Fehlzeiten aufgrund psychischer Erkrankungen nehmen stetig zu – auch weil die Arbeitswelt sich in den vergangenen Jahren massiv verändert hat. Beschleunigung, Informationsflut, Zunahme der Kopfarbeit, Arbeitsverdichtung – all das spielt ebenso wie beispielsweise die ständige Erreichbarkeit im Privaten eine Rolle. Die aktuellen Zahlen zur Arbeitsunfähigkeit (AU) der AOK Baden-Württemberg belegen diesen Trend. Wurden 2014 noch 167.630 AU-Fälle im Südwesten aufgrund einer psychischen Erkrankung gemeldet, waren es zwei Jahre später 186.717 AU-Fälle. Das entspricht einer Steigerung von 11,38 Prozent. Ebenfalls zugenommen haben hierzulande die Krankschreibungen aufgrund einer Lebenskrise.
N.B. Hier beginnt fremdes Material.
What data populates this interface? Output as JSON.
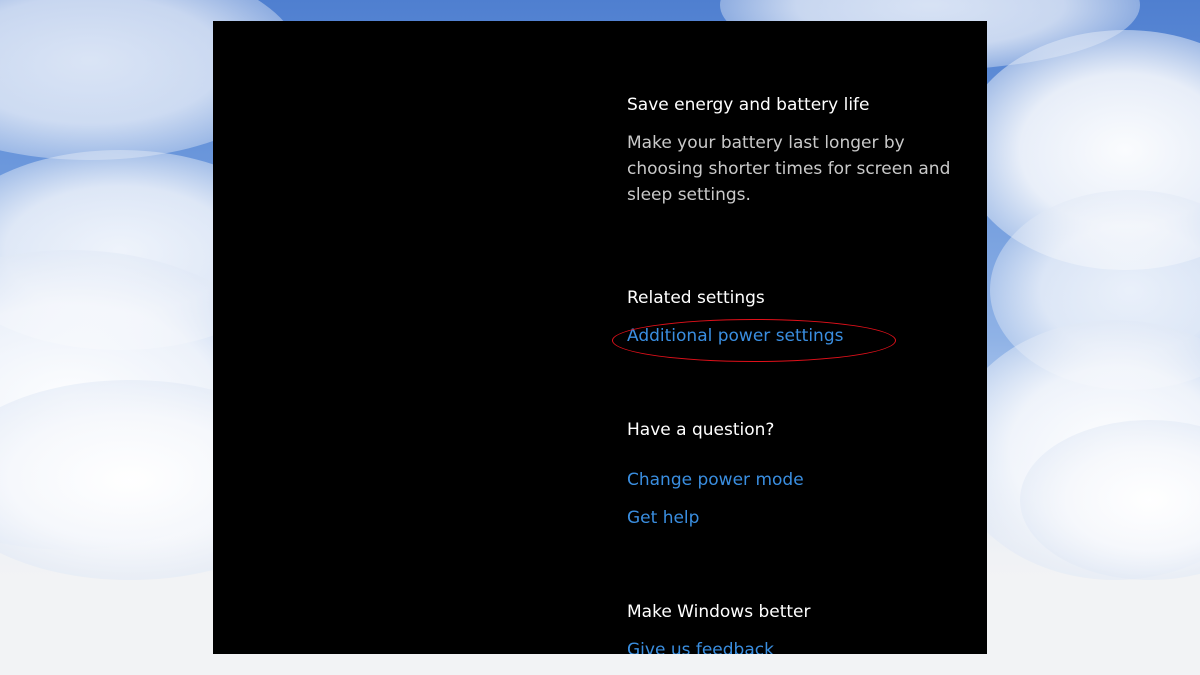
{
  "sections": {
    "save_energy": {
      "heading": "Save energy and battery life",
      "description": "Make your battery last longer by choosing shorter times for screen and sleep settings."
    },
    "related_settings": {
      "heading": "Related settings",
      "links": [
        "Additional power settings"
      ]
    },
    "question": {
      "heading": "Have a question?",
      "links": [
        "Change power mode",
        "Get help"
      ]
    },
    "feedback": {
      "heading": "Make Windows better",
      "links": [
        "Give us feedback"
      ]
    }
  },
  "highlight": {
    "target": "Additional power settings",
    "color": "#e0101a"
  },
  "colors": {
    "panel_background": "#000000",
    "heading_text": "#ffffff",
    "description_text": "#c9c9c9",
    "link_text": "#3a8ee0"
  }
}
Im Vergleich zu 2014 (7.727) stiegen die AU-Fälle im vergangenen Jahr um 5,4 Prozent.

 

„Arbeit an sich macht in der Regel nicht psychisch krank. Aber zum Teil muss der richtige Umgang mit neuen Gegebenheiten erst gelernt werden, um nicht darunter zu leiden“, sagt Jutta Ommer-Hohl, Fachbereichsleiterin Gesundheitsförderung der AOK Baden-Württemberg. Für die psychische Gesundheit gibt es Schutzfaktoren. Dazu zählen unter anderem die Fähigkeit, von sich selbst Abstand und über sich selbst nachdenken zu können, ein wohlwollender Umgang mit sich selbst, Sinnerfülltheit, Entspannung, Sport, Hobbys und soziale Kontakte.

 

Die AOK Baden-Württemberg unterstützt umfassend bei der Prävention und Gesundheitsförderung im Betrieb. „Wir beraten Unternehmen beim Betrieblichen Gesundheitsmanagement, bieten maßgeschneiderte Programme und leisten so einen Beitrag, durch präventive Maßnahmen die Gesundheit und das Wohlbefinden zu fördern und krankheitsbedingte Fehlzeiten zu reduzieren“, sagt Jutta Ommer-Hohl. Mit dem wissenschaftlich überprüften Programm „Lebe Balance im Betrieb“ trägt die AOK Baden-Württemberg dazu bei, die Resilienz (psychische Widerstandsfähigkeit) der Mitarbeiterinnen und Mitarbeiter zu stärken.

 

Laut einer aktuellen Studie für den Fehlzeitenreport 2017 hat das AOK-Programm für psychisch Belastete einen mittleren bis starken Effekt in der Verringerung der psychischen Belastung und es ist in der Lage, die Wahrscheinlichkeit von Neuerkrankungen zu reduzieren. Aufgrund der deutlichen positiven Wirkung auf die psychische Belastung eignet sich das Programm sowohl zum Umgang mit Krisen wie auch zu deren Prävention, da bei geringerer psychischer Belastung ein effektiverer Umgang mit potenziellen Überforderungssituationen möglich ist und eine Abwärtsspirale verhindert werden kann.